2

С теоретической точки зрения у традиционной исламской культуры нет ни шанса в борьбе против позднеиндустриальной цивилизации Запада. В конце концов, все это мы уже проходили: индийские сипаи, китайские «боксеры», суданские махдисты. Исповедовали они ту же стратегию, что нынешние ваххабиты или маджахеды. Но для борьбы с ними европейцам не приходилось даже толком напрягать силы. Что же изменилось?

Во–первых, разумеется, резко увеличилась связность и перемешанность мира. Это резко увеличило мобильность террористов и, следовательно, количество потенциальных объектов захвата или уничтожения. Во–вторых, страх Запада перед людскими потерями, особенно среди гражданского населения, неизмеримо вырос. Современный европеец утратил трансцендентальную составляющую своей жизни, поэтому он стал очень бояться смерти. Эта слабость, конечно, будет эксплуатироваться снова и снова.
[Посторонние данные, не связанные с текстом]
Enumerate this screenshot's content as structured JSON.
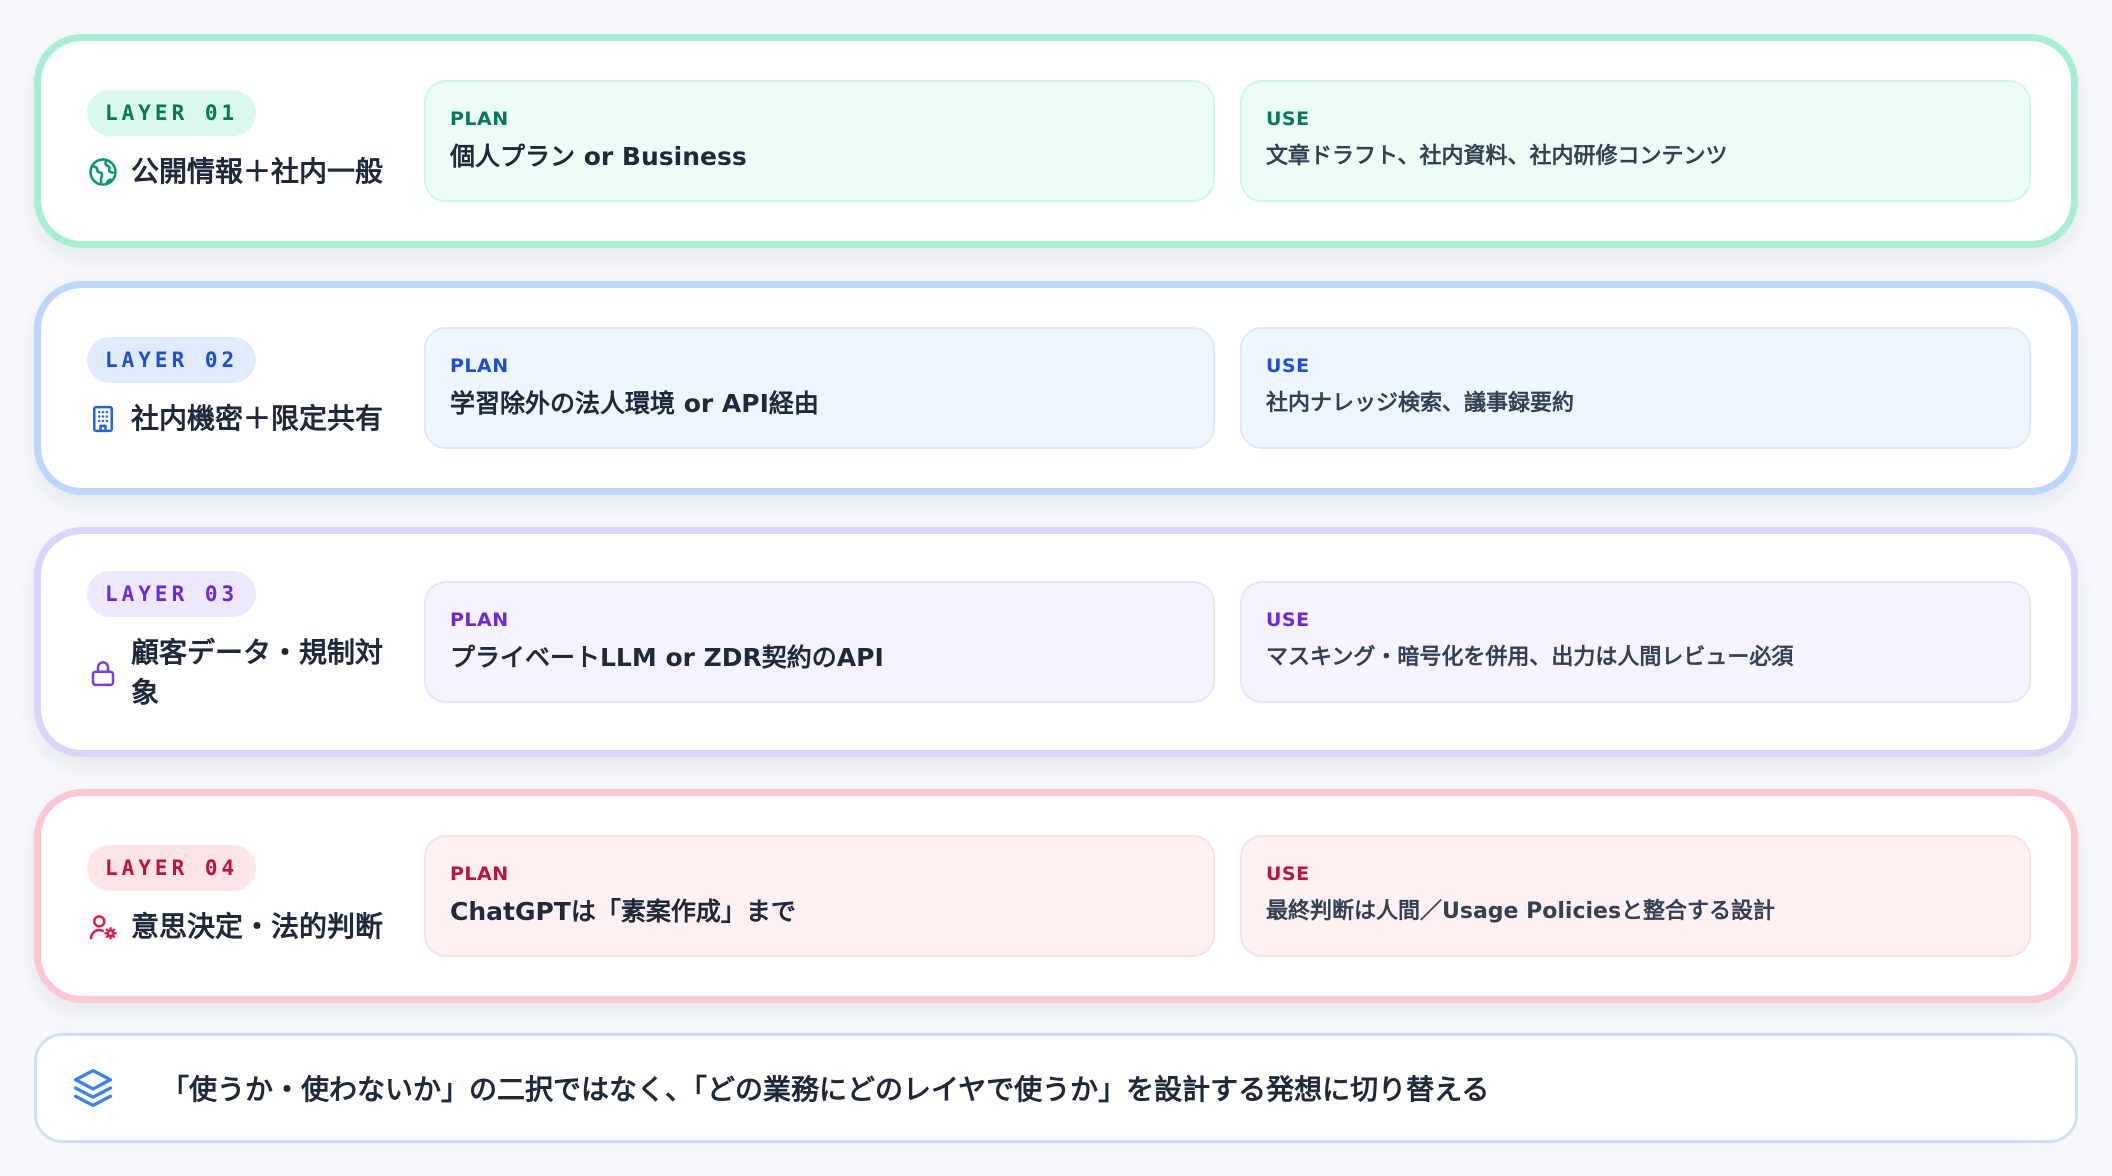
{
  "colors": {
    "layer1": "#059669",
    "layer2": "#2563eb",
    "layer3": "#7c3aed",
    "layer4": "#e11d48",
    "footer_icon": "#3b82f6"
  },
  "layers": [
    {
      "badge": "LAYER 01",
      "title": "公開情報＋社内一般",
      "icon": "globe-icon",
      "plan_label": "PLAN",
      "plan": "個人プラン or Business",
      "use_label": "USE",
      "use": "文章ドラフト、社内資料、社内研修コンテンツ"
    },
    {
      "badge": "LAYER 02",
      "title": "社内機密＋限定共有",
      "icon": "building-icon",
      "plan_label": "PLAN",
      "plan": "学習除外の法人環境 or API経由",
      "use_label": "USE",
      "use": "社内ナレッジ検索、議事録要約"
    },
    {
      "badge": "LAYER 03",
      "title": "顧客データ・規制対象",
      "icon": "lock-icon",
      "plan_label": "PLAN",
      "plan": "プライベートLLM or ZDR契約のAPI",
      "use_label": "USE",
      "use": "マスキング・暗号化を併用、出力は人間レビュー必須"
    },
    {
      "badge": "LAYER 04",
      "title": "意思決定・法的判断",
      "icon": "user-gear-icon",
      "plan_label": "PLAN",
      "plan": "ChatGPTは「素案作成」まで",
      "use_label": "USE",
      "use": "最終判断は人間／Usage Policiesと整合する設計"
    }
  ],
  "footer": {
    "icon": "layers-icon",
    "text": "「使うか・使わないか」の二択ではなく、「どの業務にどのレイヤで使うか」を設計する発想に切り替える"
  }
}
В-третьих, скорость технического, социального, экономического развития Запада к концу XX столетия резко снизилась и принципиальный разрыв между «цивилизацией» и «варварством» сократился до минимума.

Наконец, в-четвертых, а на каком основании мы решили, что столкновением европейской и исламской идентичности исчерпывается все содержание современной террористической войны?